Cheering for the Rockets
A Jerry Cornelius Story
3. NONE
“But, until man is willing to pay the cost of peace he will pay the price of war, and, since they must be precisely equal, I ask you to consider for how many more ages you think man will be striking balances with battles?... But recollect that, to have peace, congresses will be compelled to appropriate for others as generously as they do now for our armies, and the taxpayers will have to pay as willingly, and as many heroes will have to dedicate their lives to the maintenance of tranquillity as are now risking them to restore it.
—Philip Wylie, Generation of Vipers
“Man is still so far from considering himself as the author of war that he would hardly tolerate a vast paid, public propaganda designed to point out the infinite measure of his private dastardliness and he would still rather fight it out in blood than limit the profitable and vain activities of peace in order to study his personal conscience.”
—Philip Wylie, ibid.
“Once you get [your market economy] in place, you’ll take off like a rocket.”
—Bill Clinton to the Russian Duma, 1st September 1998
“THEY MUST HAVE felt wonderful, bringing the benefits of German culture to a world united under their benign flag.” The three had strolled out to what was probably the Reichstag or possibly a cinema. The set, so spectacular in its day, had received one of the first strikes specifically aimed at Disney. Jerry picked up a fluffy dumbo.
“These aren’t Germans,” Trixibell tucked everything back in. “These are Americans.” She remassaged her hair.
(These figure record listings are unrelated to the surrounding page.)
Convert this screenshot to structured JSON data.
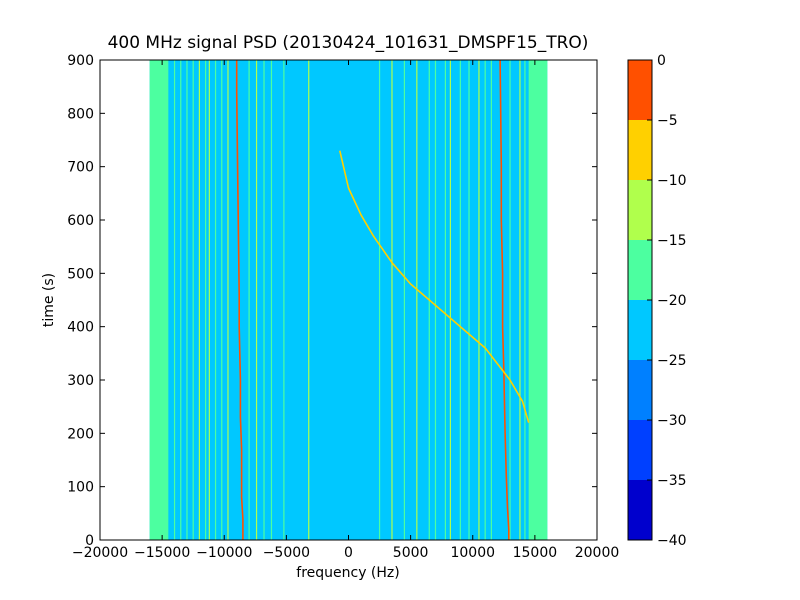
{
  "chart_data": {
    "type": "heatmap",
    "title": "400 MHz signal PSD (20130424_101631_DMSPF15_TRO)",
    "xlabel": "frequency (Hz)",
    "ylabel": "time (s)",
    "xlim": [
      -20000,
      20000
    ],
    "ylim": [
      0,
      900
    ],
    "xticks": [
      -20000,
      -15000,
      -10000,
      -5000,
      0,
      5000,
      10000,
      15000,
      20000
    ],
    "yticks": [
      0,
      100,
      200,
      300,
      400,
      500,
      600,
      700,
      800,
      900
    ],
    "data_extent": {
      "x": [
        -16000,
        16000
      ],
      "y": [
        0,
        900
      ]
    },
    "background_level": -22.5,
    "colorbar": {
      "levels": [
        -40,
        -35,
        -30,
        -25,
        -20,
        -15,
        -10,
        -5,
        0
      ],
      "colors": [
        "#0000cd",
        "#0040ff",
        "#0080ff",
        "#00c8ff",
        "#4cffa0",
        "#b0ff4c",
        "#ffd000",
        "#ff5000",
        "#cc0000"
      ]
    },
    "edge_bands": [
      {
        "x": [
          -16000,
          -14500
        ],
        "level": -17.5
      },
      {
        "x": [
          14500,
          16000
        ],
        "level": -17.5
      }
    ],
    "vertical_lines": [
      {
        "x": -15500,
        "level": -17.5
      },
      {
        "x": -15000,
        "level": -17.5
      },
      {
        "x": -14600,
        "level": -17.5
      },
      {
        "x": -14000,
        "level": -17.5
      },
      {
        "x": -13500,
        "level": -17.5
      },
      {
        "x": -13000,
        "level": -17.5
      },
      {
        "x": -12500,
        "level": -17.5
      },
      {
        "x": -12000,
        "level": -12.5
      },
      {
        "x": -11500,
        "level": -17.5
      },
      {
        "x": -11200,
        "level": -12.5
      },
      {
        "x": -10700,
        "level": -17.5
      },
      {
        "x": -10200,
        "level": -17.5
      },
      {
        "x": -9700,
        "level": -12.5
      },
      {
        "x": -8000,
        "level": -17.5
      },
      {
        "x": -7400,
        "level": -12.5
      },
      {
        "x": -6800,
        "level": -17.5
      },
      {
        "x": -6200,
        "level": -17.5
      },
      {
        "x": -5200,
        "level": -17.5
      },
      {
        "x": -3200,
        "level": -12.5
      },
      {
        "x": 2500,
        "level": -17.5
      },
      {
        "x": 3500,
        "level": -12.5
      },
      {
        "x": 4500,
        "level": -17.5
      },
      {
        "x": 5500,
        "level": -12.5
      },
      {
        "x": 6500,
        "level": -17.5
      },
      {
        "x": 7000,
        "level": -17.5
      },
      {
        "x": 7800,
        "level": -17.5
      },
      {
        "x": 8200,
        "level": -12.5
      },
      {
        "x": 9000,
        "level": -17.5
      },
      {
        "x": 9700,
        "level": -17.5
      },
      {
        "x": 10500,
        "level": -12.5
      },
      {
        "x": 11000,
        "level": -17.5
      },
      {
        "x": 11500,
        "level": -17.5
      },
      {
        "x": 13000,
        "level": -17.5
      },
      {
        "x": 13800,
        "level": -12.5
      },
      {
        "x": 14200,
        "level": -17.5
      }
    ],
    "series": [
      {
        "level": -5,
        "x": [
          -9000,
          -9000,
          -8900,
          -8800,
          -8800,
          -8700,
          -8700,
          -8600,
          -8600,
          -8500,
          -8500
        ],
        "y": [
          900,
          840,
          650,
          460,
          400,
          300,
          230,
          170,
          80,
          40,
          0
        ]
      },
      {
        "level": -5,
        "x": [
          12200,
          12300,
          12300,
          12400,
          12400,
          12500,
          12600,
          12700,
          12800,
          12900,
          12900
        ],
        "y": [
          900,
          700,
          600,
          500,
          400,
          320,
          200,
          120,
          60,
          20,
          0
        ]
      },
      {
        "level": -10,
        "x": [
          -700,
          0,
          1000,
          2000,
          3500,
          5000,
          6500,
          8000,
          9500,
          11000,
          12000,
          13000,
          14000,
          14500
        ],
        "y": [
          730,
          660,
          610,
          570,
          520,
          480,
          450,
          420,
          390,
          360,
          330,
          300,
          260,
          220
        ]
      }
    ]
  }
}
“Did I say Americans? They loved the Nazis, too. I remember when I worked for Hearst in 38. Or was it CBS? Good old Putzi. A Harvard man, you know. Or Ford? Or Goebbels? Or 49? Uncle Walt admired the art-work and slogans, but he thought he could make the system function better over here. And they were, indeed, far more successful. Still, the patterns don’t change.”
“You have to take the jobs where you find them.” Trixibell, in sharp black and white, pouted her little mouth. In her day she had firmly enjoyed the ears, tongues and privates of cardinals and presidents. She was a prettier, modern and more aggressive version of her old mum, who had been bought by a passing trader.
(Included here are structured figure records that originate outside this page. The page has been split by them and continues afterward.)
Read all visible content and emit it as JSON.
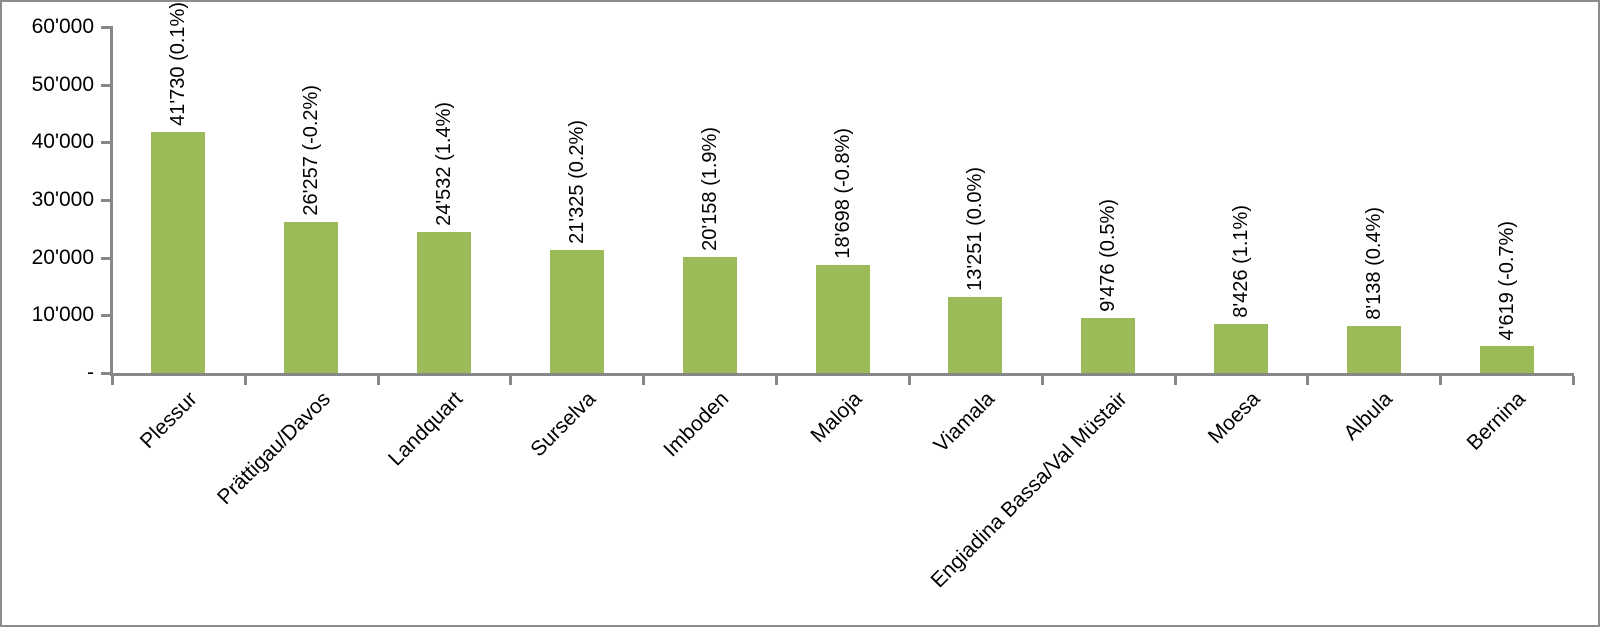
{
  "chart_data": {
    "type": "bar",
    "title": "",
    "xlabel": "",
    "ylabel": "",
    "categories": [
      "Plessur",
      "Prättigau/Davos",
      "Landquart",
      "Surselva",
      "Imboden",
      "Maloja",
      "Viamala",
      "Engiadina Bassa/Val Müstair",
      "Moesa",
      "Albula",
      "Bernina"
    ],
    "values": [
      41730,
      26257,
      24532,
      21325,
      20158,
      18698,
      13251,
      9476,
      8426,
      8138,
      4619
    ],
    "bar_labels": [
      "41'730 (0.1%)",
      "26'257 (-0.2%)",
      "24'532 (1.4%)",
      "21'325 (0.2%)",
      "20'158 (1.9%)",
      "18'698 (-0.8%)",
      "13'251 (0.0%)",
      "9'476 (0.5%)",
      "8'426 (1.1%)",
      "8'138 (0.4%)",
      "4'619 (-0.7%)"
    ],
    "ylim": [
      0,
      60000
    ],
    "ytick_values": [
      0,
      10000,
      20000,
      30000,
      40000,
      50000,
      60000
    ],
    "ytick_labels": [
      "-",
      "10'000",
      "20'000",
      "30'000",
      "40'000",
      "50'000",
      "60'000"
    ],
    "grid": false,
    "legend": "none",
    "bar_color": "#9BBB59",
    "axis_color": "#878787",
    "text_color": "#000000",
    "background_color": "#FFFFFF"
  }
}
“It’s what the fourth estate is all about.
“It’s what the public says.
“It’s what we say.
“I mean, this is what we say, right?” Felix was having some trouble getting his sentence going. He didn’t like the look of Mo’s elaborate ordnance. “Are those real guns?” His melancholy nose twitched nervously above prominent teeth, a glowering dormouse. Tough cotton shirt, serviceable chinos, jumper, jacket, all bearing the St Michael brand. Marks guaranteed middle-class security. Lands End. Eddie Bauer. Oxfam gave him the shudders. He was strict about it. His life was nothing if not exclusive.
He withdrew into his clothing as if into a shelter. It was all he had left of his base.
“Oh bum. Oh piss. Oh shit.
“Oh bum. Oh piss. Oh shit.
“Oh bum.”
“Hallelulla,” said Jerry. He was beginning to feel his old self. “Or is that Hallelujah?”
“Bum again?” Trixibell scented at the wind. “Was that Felix. Or you?”
“Childish bee. Where’s the effin loo, lovey?” Jillian Burnes hefted her magnificent gypsy skirts and stepped lushly into the shaft of light coming through the roof. “Must be the Clapham Astoria.” For years she had survived successfully on such delusions. “I used to be the manager here.” She swung her borrowed mane. She fluttered her massive lashes. She smacked her surgical scarlet lips. “This is what comes of moving south of the river. What actually happened to the money?”